Dissolution is a common characterization test used by the pharmaceutical industry to guide formulation design and to control product quality. It is often a required performance test for solid dosage forms, transdermal patches, and suspensions. Dissolution is also the only test that measures in vitro drug release as a function of time, which may reflect the reproducibility of the manufacturing process and, in some cases, the drug's in vivo performance.
Despite its wide use in pharmaceutical development and registration, there is still a lack of thorough understanding of what dissolution testing means, what it should measure, and the value it adds at various stages of drug development. There are inconsistencies, therefore, in industry practices and regulatory expectations with regard to dissolution testing. These inconsistences present even greater challenges when trying to implement quality by design (QbD), which defines the future state of dissolution, its value, method design, and links to the design space. The International Conference on Harmonization Quality Guidelines, Q8 Pharmaceutical Development, Q9 Quality Risk Management, and Q10 Pharmaceutical Quality System manifest the global efforts from industry and regulators to establish a consistent quality system from a QbD perspective.

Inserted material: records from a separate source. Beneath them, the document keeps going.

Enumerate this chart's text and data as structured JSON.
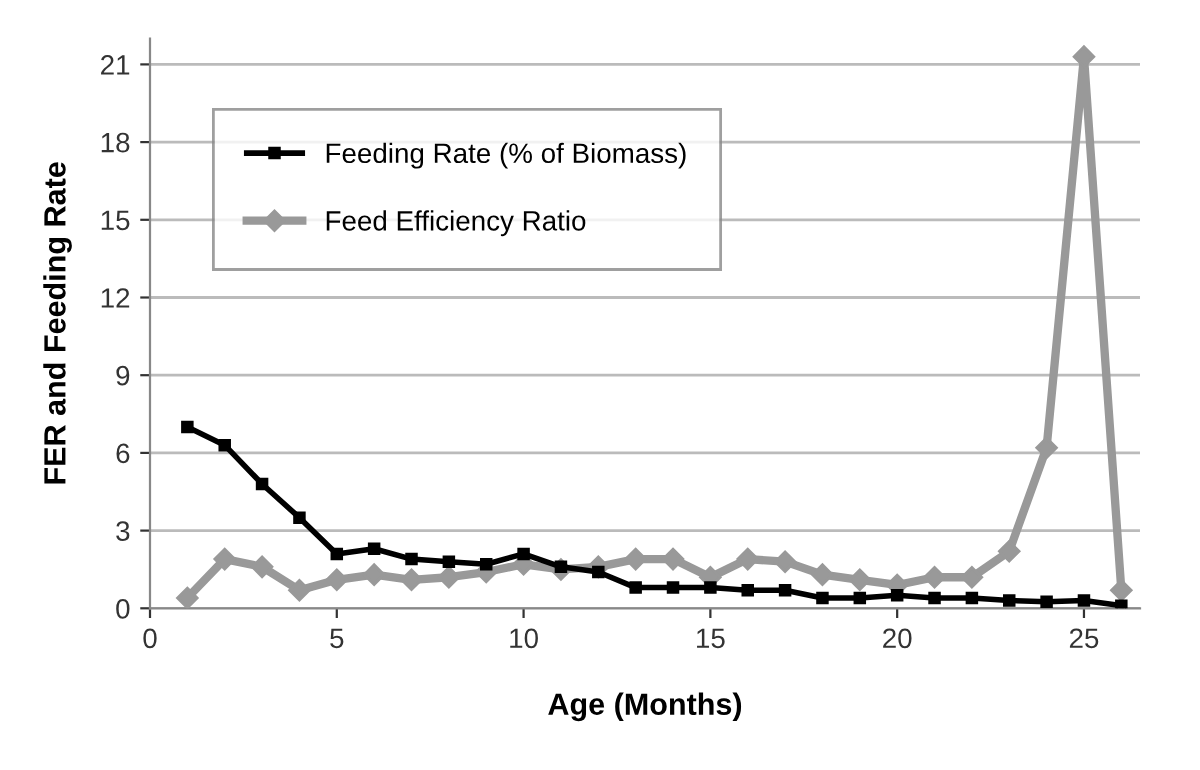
{
  "chart_data": {
    "type": "line",
    "xlabel": "Age (Months)",
    "ylabel": "FER and Feeding Rate",
    "x": [
      1,
      2,
      3,
      4,
      5,
      6,
      7,
      8,
      9,
      10,
      11,
      12,
      13,
      14,
      15,
      16,
      17,
      18,
      19,
      20,
      21,
      22,
      23,
      24,
      25,
      26
    ],
    "series": [
      {
        "name": "Feeding Rate (% of Biomass)",
        "color": "#000000",
        "marker": "square",
        "values": [
          7.0,
          6.3,
          4.8,
          3.5,
          2.1,
          2.3,
          1.9,
          1.8,
          1.7,
          2.1,
          1.6,
          1.4,
          0.8,
          0.8,
          0.8,
          0.7,
          0.7,
          0.4,
          0.4,
          0.5,
          0.4,
          0.4,
          0.3,
          0.25,
          0.3,
          0.1
        ]
      },
      {
        "name": "Feed Efficiency Ratio",
        "color": "#999999",
        "marker": "diamond",
        "values": [
          0.4,
          1.9,
          1.6,
          0.7,
          1.1,
          1.3,
          1.1,
          1.2,
          1.4,
          1.7,
          1.5,
          1.6,
          1.9,
          1.9,
          1.2,
          1.9,
          1.8,
          1.3,
          1.1,
          0.9,
          1.2,
          1.2,
          2.2,
          6.2,
          21.3,
          0.7
        ]
      }
    ],
    "xlim": [
      0,
      26.5
    ],
    "xticks": [
      0,
      5,
      10,
      15,
      20,
      25
    ],
    "ylim": [
      0,
      22
    ],
    "yticks": [
      0,
      3,
      6,
      9,
      12,
      15,
      18,
      21
    ],
    "grid": "y",
    "legend": "top left",
    "line_style": "solid"
  }
}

This article provides a science-based analysis of the values of dissolution testing in the drug-development continuum for common solid dosage forms. The authors focus on immediate release, modified release, extended release, and QbD systems.Value of dissolution testing: candidate selection–Phase I
Phase I clinical studies are designed to determine the metabolic and pharmacologic actions of a particular drug in humans, the side effects associated with increasing dosage, and, if possible, early evidence of efficacy. To achieve these goals, the dosage form should have adequate bioavailability to ensure that the drug is delivered to the site of preferred action. At this stage, dissolution testing can be used to:
One intended use for the dissolution test is to reflect the in vivo behavior of the pharmaceutical product. Thus, dissolution testing can be used to guide the selection of API properties as well as the toxicology and Phase I formulations for evaluation in animals and humans. Dissolution methods that use a medium that mimics human GI fluid should be investigated and used to probe in vivo–in vitro correlations and relationships (IVIVC and IVIVR). In cases where IVIVC can be difficult (e.g., when the in vivo behavior is controlled by several other factors), dissolution or disintegration testing can still add value as a quality-control tool for batch release, batch-to-batch consistency, and stability monitoring.

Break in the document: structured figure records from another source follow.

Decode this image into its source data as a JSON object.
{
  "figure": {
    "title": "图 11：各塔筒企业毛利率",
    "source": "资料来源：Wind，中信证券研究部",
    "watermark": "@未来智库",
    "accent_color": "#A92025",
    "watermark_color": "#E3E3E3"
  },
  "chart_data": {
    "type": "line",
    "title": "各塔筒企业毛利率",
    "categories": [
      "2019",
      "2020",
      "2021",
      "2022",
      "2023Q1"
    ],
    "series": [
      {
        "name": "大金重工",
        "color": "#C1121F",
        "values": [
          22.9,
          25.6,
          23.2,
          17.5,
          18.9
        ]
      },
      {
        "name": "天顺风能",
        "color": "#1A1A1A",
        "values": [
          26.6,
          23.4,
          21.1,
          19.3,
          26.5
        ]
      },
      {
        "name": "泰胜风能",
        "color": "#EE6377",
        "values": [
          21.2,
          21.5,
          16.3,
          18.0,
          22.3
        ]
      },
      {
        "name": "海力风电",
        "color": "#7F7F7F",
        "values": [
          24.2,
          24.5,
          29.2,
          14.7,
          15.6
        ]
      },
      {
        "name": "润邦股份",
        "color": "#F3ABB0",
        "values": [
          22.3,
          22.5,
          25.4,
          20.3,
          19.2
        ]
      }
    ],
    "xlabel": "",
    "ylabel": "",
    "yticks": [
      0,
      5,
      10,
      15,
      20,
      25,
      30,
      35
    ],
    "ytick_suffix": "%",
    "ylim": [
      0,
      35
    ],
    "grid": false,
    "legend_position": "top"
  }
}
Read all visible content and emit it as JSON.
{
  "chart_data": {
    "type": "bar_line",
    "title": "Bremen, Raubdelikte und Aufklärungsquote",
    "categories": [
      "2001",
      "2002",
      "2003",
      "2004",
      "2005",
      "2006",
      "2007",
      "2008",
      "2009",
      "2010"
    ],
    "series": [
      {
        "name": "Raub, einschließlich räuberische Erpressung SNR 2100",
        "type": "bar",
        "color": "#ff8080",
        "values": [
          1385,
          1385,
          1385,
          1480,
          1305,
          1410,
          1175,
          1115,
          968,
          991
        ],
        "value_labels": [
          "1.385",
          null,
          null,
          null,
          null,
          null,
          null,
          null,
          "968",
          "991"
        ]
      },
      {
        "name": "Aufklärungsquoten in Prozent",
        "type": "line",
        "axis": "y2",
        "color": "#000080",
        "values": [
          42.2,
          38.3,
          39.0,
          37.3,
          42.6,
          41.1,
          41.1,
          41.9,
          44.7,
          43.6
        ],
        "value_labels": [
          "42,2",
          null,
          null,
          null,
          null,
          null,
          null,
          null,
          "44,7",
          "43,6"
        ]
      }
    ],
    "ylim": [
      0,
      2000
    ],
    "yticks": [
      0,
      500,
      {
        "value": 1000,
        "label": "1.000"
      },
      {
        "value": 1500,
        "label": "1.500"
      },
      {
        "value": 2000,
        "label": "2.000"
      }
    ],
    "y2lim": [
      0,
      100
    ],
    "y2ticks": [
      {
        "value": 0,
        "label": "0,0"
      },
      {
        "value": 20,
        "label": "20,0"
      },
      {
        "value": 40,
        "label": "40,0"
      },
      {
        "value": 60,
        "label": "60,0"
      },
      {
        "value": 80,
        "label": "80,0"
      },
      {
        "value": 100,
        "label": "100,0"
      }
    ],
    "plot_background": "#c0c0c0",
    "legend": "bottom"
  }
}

Drug substance characterization
Defining an appropriate drug substance form with suitable physicochemical properties is important for formulation development. Drug-substance properties are chosen to balance formulation stability, processibility, and bioavailability. Drug-substance properties (e.g., particle size, intrinsic dissolution, crystal properties) can have an impact on dosage-form bioavailability. Dissolution testing is a useful tool for screening drug-substance salt forms with different crystal forms and particle sizes. Biorelevant gastrointestinal (GI) media such as simulated gastric fluid (SGF) and fasted-state simulated small-intestinal fluid (FaSSIF), should be considered at this stage to elucidate where the drug will be solubilized and the potential for supersaturation or precipitation of drug substance in the GI tract (1). These methods provide the basis for toxicology formulation and Phase I formulation design.

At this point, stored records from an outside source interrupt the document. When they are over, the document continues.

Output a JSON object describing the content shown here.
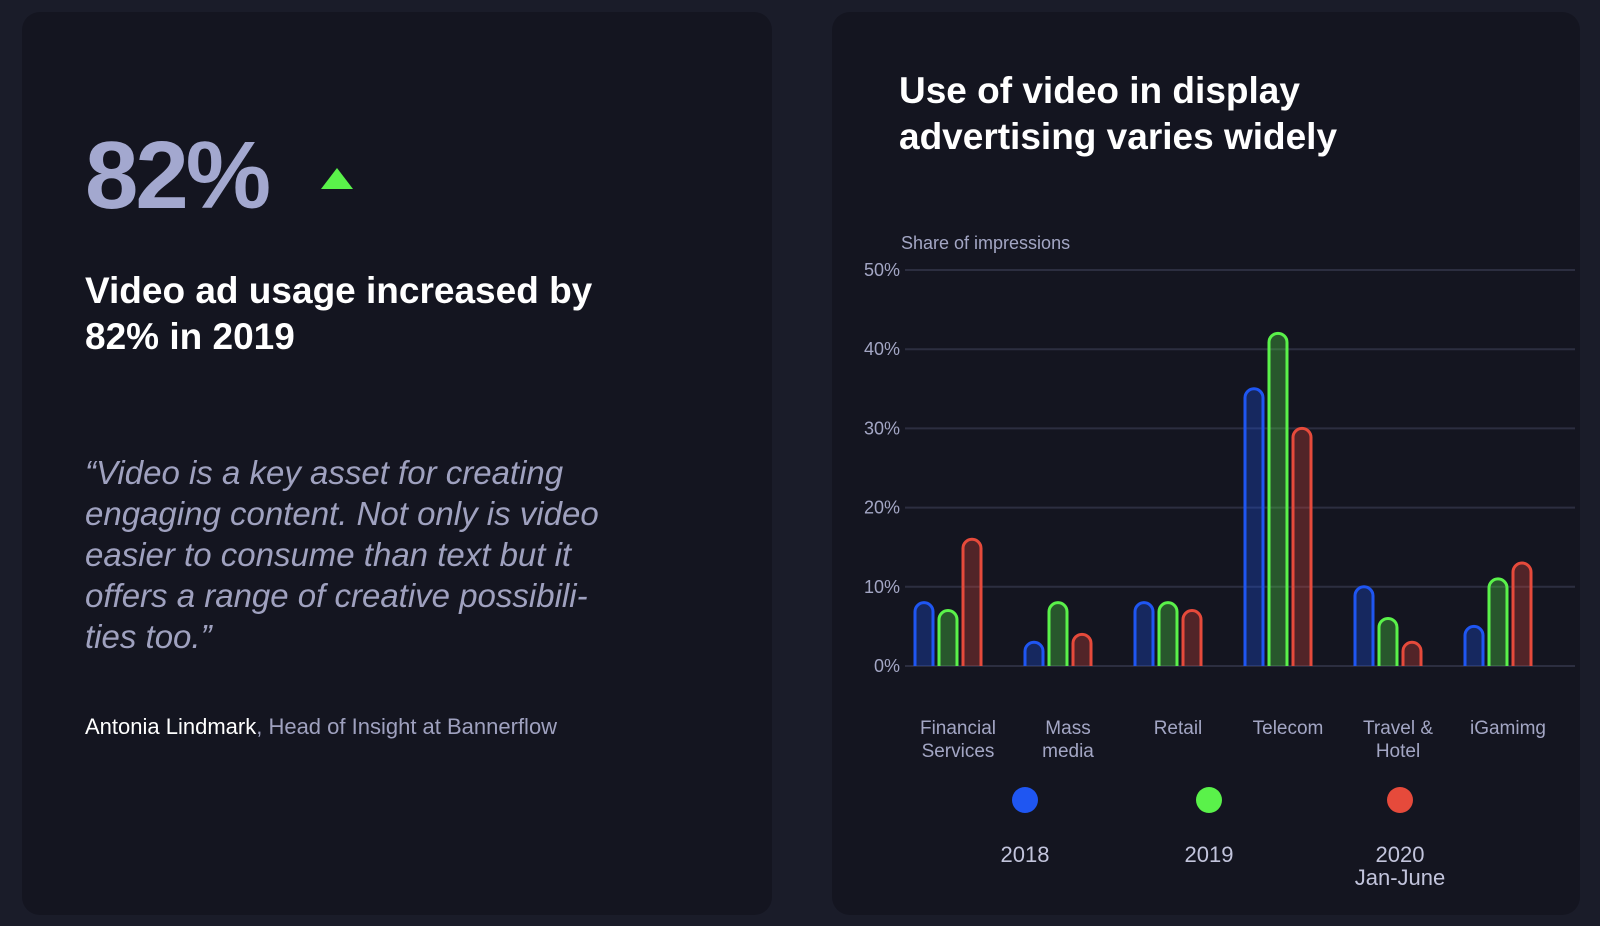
{
  "stat": {
    "value": "82%",
    "indicator": "up-arrow-icon",
    "indicator_color": "#5af24a"
  },
  "headline": "Video ad usage increased by 82% in 2019",
  "quote": "“Video is a key asset for creating\nengaging content. Not only is video\neasier to consume than text but it\noffers a range of creative possibili-\nties too.”",
  "attribution": {
    "name": "Antonia Lindmark",
    "role": ", Head of Insight at Bannerflow"
  },
  "chart_data": {
    "type": "bar",
    "title": "Use of video in display advertising varies widely",
    "ylabel": "Share of impressions",
    "ylim": [
      0,
      50
    ],
    "yticks": [
      "0%",
      "10%",
      "20%",
      "30%",
      "40%",
      "50%"
    ],
    "categories": [
      "Financial\nServices",
      "Mass\nmedia",
      "Retail",
      "Telecom",
      "Travel &\nHotel",
      "iGamimg"
    ],
    "series": [
      {
        "name": "2018",
        "color": "#1f56f2",
        "values": [
          8,
          3,
          8,
          35,
          10,
          5
        ]
      },
      {
        "name": "2019",
        "color": "#5af24a",
        "values": [
          7,
          8,
          8,
          42,
          6,
          11
        ]
      },
      {
        "name": "2020\nJan-June",
        "color": "#e64a3b",
        "values": [
          16,
          4,
          7,
          30,
          3,
          13
        ]
      }
    ],
    "grid": true,
    "legend": "bottom"
  }
}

The availability of drug substance is limited at this early stage. Small-volume dissolution using a very small quantity of the drug, therefore, can provide helpful information. Commercial availability of fiberoptics-integrated small-volume dissolution (microdissolution) apparatus has made quick drug-release assessment possible (2). Dissolution of the free form and different salts in various pH media can help in salt selection. The salt or free base that gives the optimum dissolution rate, amount dissolved, and a favorable or minimum precipitation rate is generally chosen. Observations of the dissolution behavior of the drug substance provide important clues that can facilitate formulation selection and development. If the drug particles aggregate or float, for example, and do not dissolve, the use of surfactants or a wet granulation process may be used to overcome the problem.